The Fullbridge Program is a five-week intensive course in business basics that IAVA officials believe can be invaluable to returning veterans, said Jeff Park, the group's strategic partnerships associate, who took the program himself in January 2013.

"In that world, there is a language and sort of baseline knowledge that people have," Park said. "This was a great opportunity to have a course in how to use the language ... to understand financials, to read a balance sheet and income statements, how to present, to pitch and get a proposal out there."

Park said IAVA members have until Aug. 22 to apply for the program, which begins Sept. 15 at Concordia University in Chicago. Because the program leads to a graduate certificate in business fundamentals, applicants must already have at least a bachelor's degree.

Park was among 10 veterans for whom IAVA ponied up full tuition for the course -- nearly $6,000 -- in January 2013. Back then, Fullbridge was still getting off the ground and the program was held at a hotel in Cambridge, so it was not covered under the Post 9/11 GI Bill.

Since then, the program has expanded to partner with graduate schools such as Holy Cross near Boston and Concordia.

That connection qualifies the program for the GI Bill, but Park said IAVA felt that "the cost of traveling to and from Illinois might discourage some vets from applying."

"To IAVA members who need them, we'll be providing Southwest Airlines vouchers for travel to and from Chicago; granted, it's within the continental U.S.," he said.

That kind of assistance can make a difference. Former Air Force 1st Lt. Josh Carroll, now a law student at Duke University in North Carolina, applied for the program through IAVA in 2012 when he was just about to leave the Air Force.

"They give you a big workload," he said. "More than you can really handle, and you've got to prioritize, task things out ... and make decisions quickly on what's most important and what's least important.

"It's not a leadership course; it's really about building business analytical skills."

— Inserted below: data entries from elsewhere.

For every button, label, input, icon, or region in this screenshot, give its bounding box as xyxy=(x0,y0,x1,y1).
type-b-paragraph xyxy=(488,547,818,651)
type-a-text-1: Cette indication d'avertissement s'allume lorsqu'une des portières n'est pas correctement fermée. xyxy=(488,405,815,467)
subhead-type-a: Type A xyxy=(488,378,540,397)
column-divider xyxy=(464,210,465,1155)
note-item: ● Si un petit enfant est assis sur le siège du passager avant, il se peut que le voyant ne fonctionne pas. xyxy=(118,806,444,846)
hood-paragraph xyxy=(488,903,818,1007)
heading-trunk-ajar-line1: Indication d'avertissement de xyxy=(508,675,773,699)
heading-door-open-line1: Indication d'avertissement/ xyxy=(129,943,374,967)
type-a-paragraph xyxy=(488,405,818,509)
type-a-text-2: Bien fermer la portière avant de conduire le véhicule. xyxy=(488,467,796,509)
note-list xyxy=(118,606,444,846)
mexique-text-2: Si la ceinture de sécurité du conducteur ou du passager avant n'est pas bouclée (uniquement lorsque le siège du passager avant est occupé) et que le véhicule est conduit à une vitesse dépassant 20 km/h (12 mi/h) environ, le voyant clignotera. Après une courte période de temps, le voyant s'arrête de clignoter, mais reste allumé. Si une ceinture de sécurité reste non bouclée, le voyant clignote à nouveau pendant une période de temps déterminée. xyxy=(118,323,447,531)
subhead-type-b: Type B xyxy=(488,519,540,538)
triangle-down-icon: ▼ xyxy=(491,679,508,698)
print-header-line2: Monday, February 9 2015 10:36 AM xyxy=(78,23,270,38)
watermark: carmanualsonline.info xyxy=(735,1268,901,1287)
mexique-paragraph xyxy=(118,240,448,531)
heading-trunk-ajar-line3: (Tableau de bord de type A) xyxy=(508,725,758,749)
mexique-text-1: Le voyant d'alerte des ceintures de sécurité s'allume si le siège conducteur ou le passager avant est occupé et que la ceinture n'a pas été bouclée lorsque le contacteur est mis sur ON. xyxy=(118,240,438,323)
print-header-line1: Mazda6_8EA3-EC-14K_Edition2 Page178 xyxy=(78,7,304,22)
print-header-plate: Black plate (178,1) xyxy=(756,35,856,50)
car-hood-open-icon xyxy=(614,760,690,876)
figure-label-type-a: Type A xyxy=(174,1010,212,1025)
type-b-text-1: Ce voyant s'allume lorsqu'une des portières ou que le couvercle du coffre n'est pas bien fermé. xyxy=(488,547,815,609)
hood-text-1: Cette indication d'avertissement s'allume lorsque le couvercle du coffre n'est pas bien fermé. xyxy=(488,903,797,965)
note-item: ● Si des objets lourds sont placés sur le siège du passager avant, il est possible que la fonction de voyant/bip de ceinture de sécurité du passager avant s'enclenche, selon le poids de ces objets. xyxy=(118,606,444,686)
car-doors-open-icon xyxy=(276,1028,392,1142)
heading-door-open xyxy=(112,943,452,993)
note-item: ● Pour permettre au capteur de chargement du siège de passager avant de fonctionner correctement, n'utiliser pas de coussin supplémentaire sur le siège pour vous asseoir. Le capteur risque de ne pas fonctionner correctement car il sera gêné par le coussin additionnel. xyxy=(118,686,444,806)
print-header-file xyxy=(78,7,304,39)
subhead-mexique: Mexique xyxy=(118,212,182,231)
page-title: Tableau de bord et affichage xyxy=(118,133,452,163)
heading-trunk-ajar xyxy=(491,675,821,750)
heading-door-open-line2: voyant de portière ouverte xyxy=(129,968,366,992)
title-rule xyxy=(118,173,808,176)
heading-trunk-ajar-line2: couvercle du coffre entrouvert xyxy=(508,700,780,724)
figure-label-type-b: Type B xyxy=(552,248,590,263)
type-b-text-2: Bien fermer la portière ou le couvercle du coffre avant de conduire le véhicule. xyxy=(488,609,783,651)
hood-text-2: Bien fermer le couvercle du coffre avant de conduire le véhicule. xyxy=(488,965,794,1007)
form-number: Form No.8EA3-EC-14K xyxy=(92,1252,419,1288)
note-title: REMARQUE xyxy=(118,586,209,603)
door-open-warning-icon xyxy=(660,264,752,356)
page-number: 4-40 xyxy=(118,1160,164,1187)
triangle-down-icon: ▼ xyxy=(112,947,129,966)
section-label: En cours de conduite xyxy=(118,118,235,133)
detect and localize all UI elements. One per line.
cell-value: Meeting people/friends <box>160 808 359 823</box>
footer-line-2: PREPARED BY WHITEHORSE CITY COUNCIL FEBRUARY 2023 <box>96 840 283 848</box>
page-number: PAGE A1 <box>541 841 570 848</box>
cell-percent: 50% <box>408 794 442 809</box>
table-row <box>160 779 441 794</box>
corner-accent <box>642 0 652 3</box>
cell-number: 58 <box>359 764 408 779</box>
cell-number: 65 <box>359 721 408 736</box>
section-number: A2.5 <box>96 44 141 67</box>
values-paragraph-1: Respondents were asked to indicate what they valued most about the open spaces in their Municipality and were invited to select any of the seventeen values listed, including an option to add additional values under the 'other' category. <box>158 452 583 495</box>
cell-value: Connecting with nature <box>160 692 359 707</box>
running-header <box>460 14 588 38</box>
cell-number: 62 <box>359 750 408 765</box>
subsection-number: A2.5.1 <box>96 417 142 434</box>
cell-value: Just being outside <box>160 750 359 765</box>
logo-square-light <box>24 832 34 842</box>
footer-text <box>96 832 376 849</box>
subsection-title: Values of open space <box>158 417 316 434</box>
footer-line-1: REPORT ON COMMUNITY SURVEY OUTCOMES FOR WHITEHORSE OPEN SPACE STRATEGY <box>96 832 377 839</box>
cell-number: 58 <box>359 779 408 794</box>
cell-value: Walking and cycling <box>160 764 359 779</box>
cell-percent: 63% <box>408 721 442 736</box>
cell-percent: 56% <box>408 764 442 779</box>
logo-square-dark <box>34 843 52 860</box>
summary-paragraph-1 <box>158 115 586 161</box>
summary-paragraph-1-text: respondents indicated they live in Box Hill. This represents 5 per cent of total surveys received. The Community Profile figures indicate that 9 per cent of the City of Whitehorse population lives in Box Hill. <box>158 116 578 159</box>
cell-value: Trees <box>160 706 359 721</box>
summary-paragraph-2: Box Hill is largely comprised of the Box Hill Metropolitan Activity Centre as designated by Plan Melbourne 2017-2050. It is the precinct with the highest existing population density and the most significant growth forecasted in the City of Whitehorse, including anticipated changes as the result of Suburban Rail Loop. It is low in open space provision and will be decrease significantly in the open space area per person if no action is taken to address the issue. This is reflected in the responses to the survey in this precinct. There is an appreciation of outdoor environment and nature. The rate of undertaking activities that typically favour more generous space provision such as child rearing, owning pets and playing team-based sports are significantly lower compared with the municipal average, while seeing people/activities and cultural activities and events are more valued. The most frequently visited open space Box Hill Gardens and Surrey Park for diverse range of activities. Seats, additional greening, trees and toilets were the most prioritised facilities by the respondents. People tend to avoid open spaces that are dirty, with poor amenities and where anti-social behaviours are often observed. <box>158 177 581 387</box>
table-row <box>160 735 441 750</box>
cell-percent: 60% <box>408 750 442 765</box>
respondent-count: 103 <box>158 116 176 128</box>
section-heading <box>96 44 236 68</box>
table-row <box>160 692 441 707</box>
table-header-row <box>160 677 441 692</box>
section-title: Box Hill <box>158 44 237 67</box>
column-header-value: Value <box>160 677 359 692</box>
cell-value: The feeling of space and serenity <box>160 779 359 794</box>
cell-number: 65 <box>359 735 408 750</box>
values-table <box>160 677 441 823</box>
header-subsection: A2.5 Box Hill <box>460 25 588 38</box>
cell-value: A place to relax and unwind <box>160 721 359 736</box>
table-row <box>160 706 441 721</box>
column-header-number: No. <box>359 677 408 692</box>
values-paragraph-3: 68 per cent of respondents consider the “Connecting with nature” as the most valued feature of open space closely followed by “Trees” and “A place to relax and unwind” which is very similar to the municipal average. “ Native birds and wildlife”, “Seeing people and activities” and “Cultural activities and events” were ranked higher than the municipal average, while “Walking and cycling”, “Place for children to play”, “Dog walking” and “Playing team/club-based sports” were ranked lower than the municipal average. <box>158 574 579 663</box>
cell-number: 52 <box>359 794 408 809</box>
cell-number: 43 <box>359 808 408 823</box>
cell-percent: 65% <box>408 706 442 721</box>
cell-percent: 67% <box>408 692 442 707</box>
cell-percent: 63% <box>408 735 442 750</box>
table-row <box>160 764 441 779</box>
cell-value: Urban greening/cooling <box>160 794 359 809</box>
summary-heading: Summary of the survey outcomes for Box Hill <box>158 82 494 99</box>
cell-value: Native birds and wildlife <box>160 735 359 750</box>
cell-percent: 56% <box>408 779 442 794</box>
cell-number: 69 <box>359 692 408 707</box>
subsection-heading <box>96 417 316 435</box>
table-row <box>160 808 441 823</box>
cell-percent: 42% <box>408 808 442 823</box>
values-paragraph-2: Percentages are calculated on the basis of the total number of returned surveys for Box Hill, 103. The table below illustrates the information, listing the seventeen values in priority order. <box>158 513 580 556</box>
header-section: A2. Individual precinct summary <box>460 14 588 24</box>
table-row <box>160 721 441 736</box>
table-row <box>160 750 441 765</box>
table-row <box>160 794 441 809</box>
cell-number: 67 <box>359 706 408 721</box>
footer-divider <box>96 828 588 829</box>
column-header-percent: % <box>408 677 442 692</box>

The Fullbridge Program was established in 2010 by Peter Olson, a former chairman and chief executive officer of Random House, and Candice Carpenter Olson, a former founder and CEO of iVillage, a media company now owned by NBCUniversal.

The early instructors, or coaches, included Harvard MBA recipients, as well as some guest instructors from Claris Corp. and LucasArts Entertainment, according to the company's history. Its first targeted audience included corporate law firms, providing training for first-year associates.

The Cambridge, Massachusetts-based company began broadening from there. During this time, established brick and mortar schools began developing their own immersion business programs, including Stanford, Dartmouth, the University of Chicago and the University of California-Berkeley, according to a June 2012 report in Fortune.

The IAVA/Fullbridge link came about in 2012 at the annual Aspen Ideas Festival, where IAVA founder and CEO Paul Rieckhoff met Fullbridge co-founder Carpenter Olson.

"This is why people trek to this gathering, because stuff like this happens all the time," Olson said in an email. "I attended an event where Paul was speaking about employment issues for returning vets, and I realized immediately we had something to contribute."

She and Rieckhoff met about three more times over the two days to collaborate, starting the planning that led to the January 2013 program that IAVA funded.

"They did a great job of bringing incredible candidates to the pilot program," she said.